In the mid 1990s the burgeoning pharmaceutical industry showed interest in using DAWN instruments coupled with HPLC to measure the molecular weight of proteins, widening the scope of utility of Wyatt instruments which had, up to that time, been primarily used for the characterization of synthetic polymers.

In 2004 Wyatt Technology acquired the DynaPro line of dynamic light scattering instruments from bankrupt Proterion.

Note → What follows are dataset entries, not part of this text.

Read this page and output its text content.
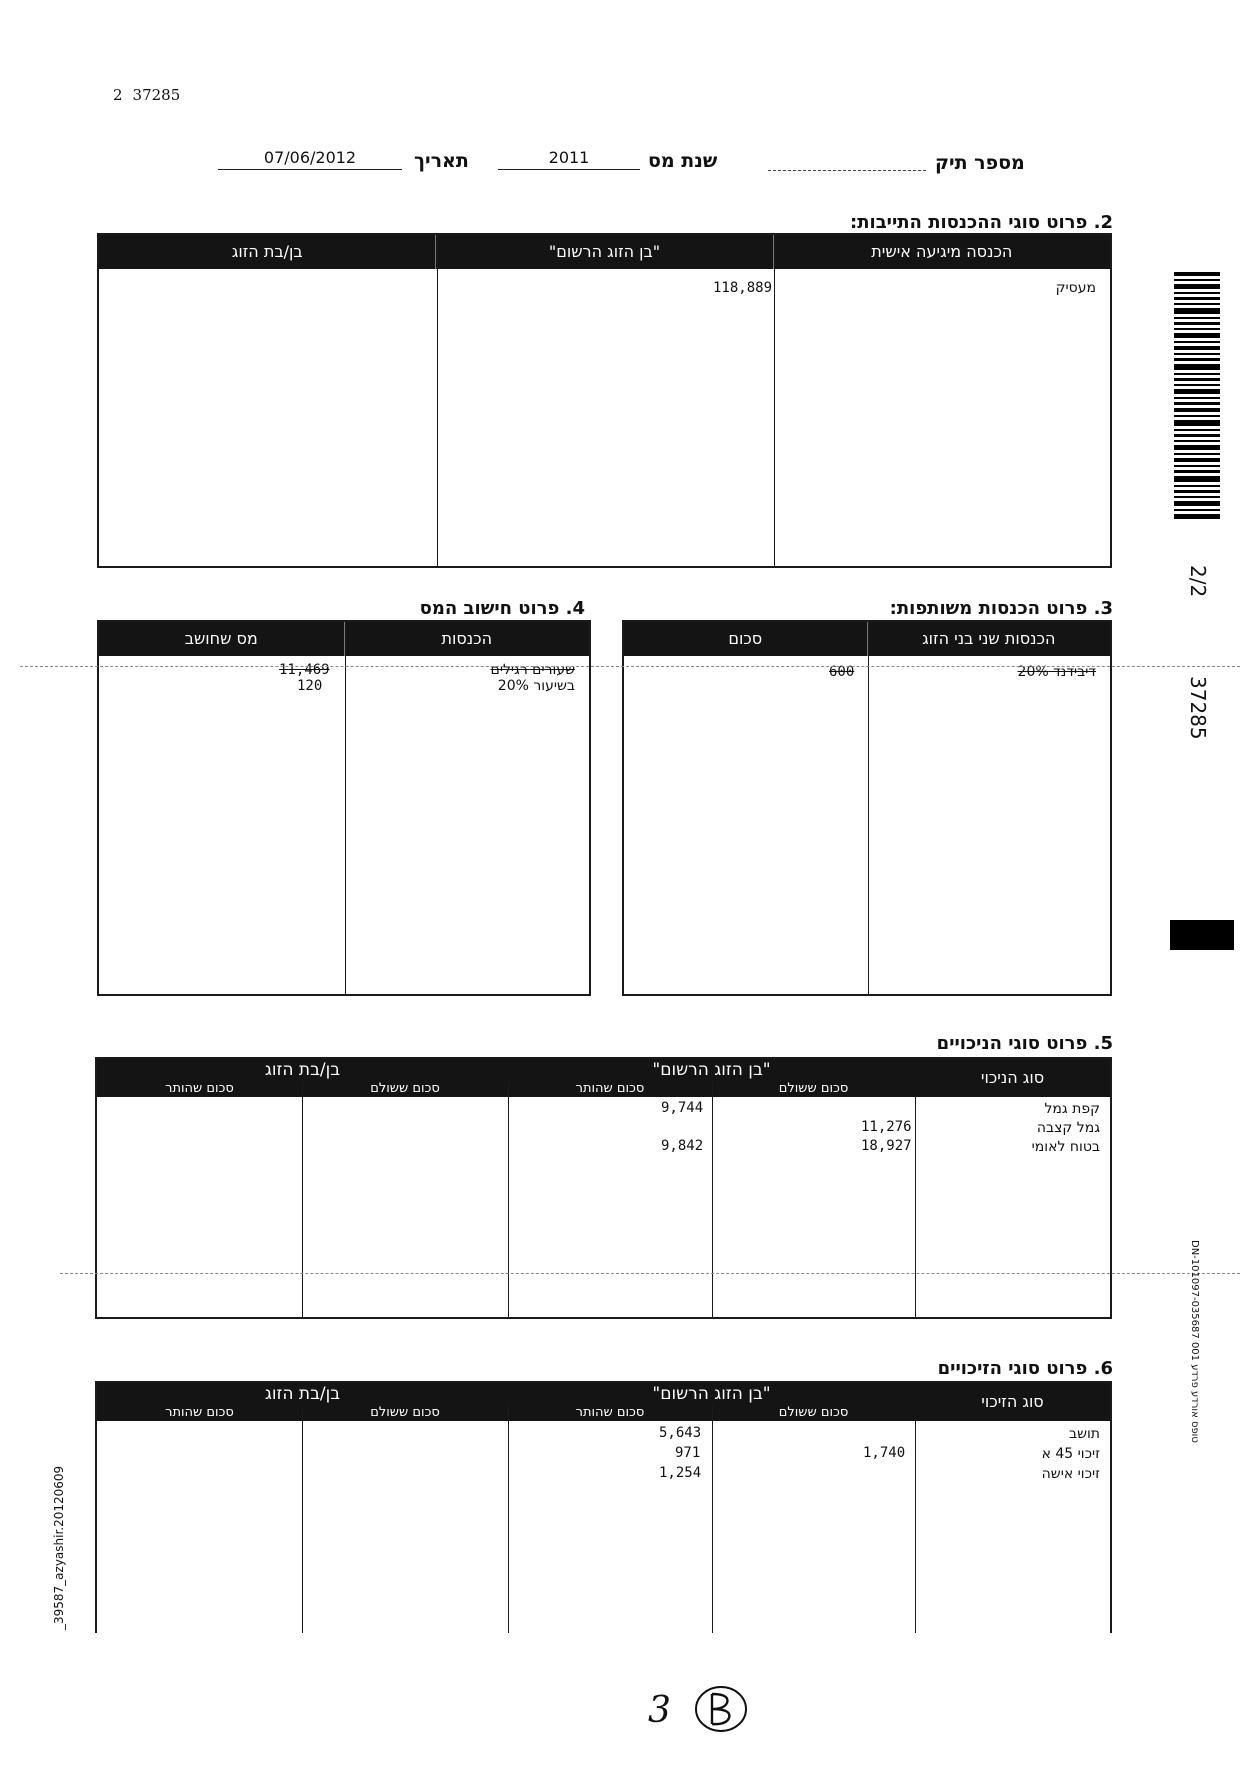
2 37285
מספר תיק
שנת מס
2011
תאריך
07/06/2012
2. פרוט סוגי ההכנסות התייבות:
הכנסה מיגיעה אישית
"בן הזוג הרשום"
בן/בת הזוג
מעסיק
118,889
3. פרוט הכנסות משותפות:
הכנסות שני בני הזוג
סכום
דיבידנד 20%
600
4. פרוט חישוב המס
הכנסות
מס שחושב
שעורים רגילים
11,469
בשיעור 20%
120
5. פרוט סוגי הניכויים
"בן הזוג הרשום"
בן/בת הזוג
סכום ששולם
סכום שהותר
סכום ששולם
סכום שהותר
סוג הניכוי
קפת גמל
9,744
גמל קצבה
11,276
בטוח לאומי
18,927
9,842
6. פרוט סוגי הזיכויים
"בן הזוג הרשום"
בן/בת הזוג
סכום ששולם
סכום שהותר
סכום ששולם
סכום שהותר
סוג הזיכוי
תושב
5,643
זיכוי 45 א
1,740
971
זיכוי אישה
1,254
2/2
37285
DN-101097-035687 טופס אורדע פרדע 001
_39587_azyashir.20120609
3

===Sale to Waters Corporation (2023)===
Waters Corporation, an American analytical laboratory instrument and software company, agreed to acquire Wyatt Technology for $1.36 billion in cash in February 2023. The acquisition completed in May 2023.

==Technology==
Wyatt Technology has developed and introduced instrumentation for the measurement of multiangle light scattering (MALS), quasi-elastic light scattering (QELS) (also called photon correlation spectroscopy (PCS) or dynamic light scattering (DLS)), differential refractive index, electrophoresis, viscosity, and composition gradient multiangle light scattering (CG-MALS) for the determination of absolute molecular weights, sizes of nanoparticles, proteins, and polymers within a solution.

==Accolades==

Wyatt Technology is largely notable as a SBIR success story. Begun primarily with SBIR grants, Wyatt Technology has grown to be the largest supplier of multiangle light scattering instruments in the world. Its instruments are used by about 30,000 scientists worldwide, data from the use of their instruments has been published in over 12,000 peer reviewed articles, and have been used in the research of several Nobel Laureates. Wyatt Technology, its founder, and its instruments have received many awards from the scientific and business communities, including the Tibbetts Award in 2011 in recognition visible technological impact on the socio-economic front. Winners of the “Tibbie” exemplify the very best in SBIR achievements. Founder, Philip Wyatt, was granted the American Physical Society’s prize for “Industrial Applications of Physics” for pioneering developments in the inverse scattering problem as well successful and sustained commercialization of analytical instrumentation. Wyatt Technology has been named one of the “Best Places to Work in Industry” by The Scientist magazine from 2008-2013. Wyatt Technology's Optilab rEX differential refractometer was awarded the 2004 Pittcon Editor's Silver award, and was also named, by R&D Magazine, one of the top 100 innovative new products of the year. At Pittcon in 2017 Wyatt's HELEOS II MALS detector won Select Science's Reviewers’ Choice Award for Instrument of the Year. In 2013 Wyatt's Optialb UT-rEX was awarded the Innovation Award by “The Analytical Scientist” magazine as was the μDAWN in 2014. Wyatt Technology has also been awarded several local business awards including the South Coast Business and Technology Award as “Company of the Year” in 2009 and the Spirit of Small Business award in 2004.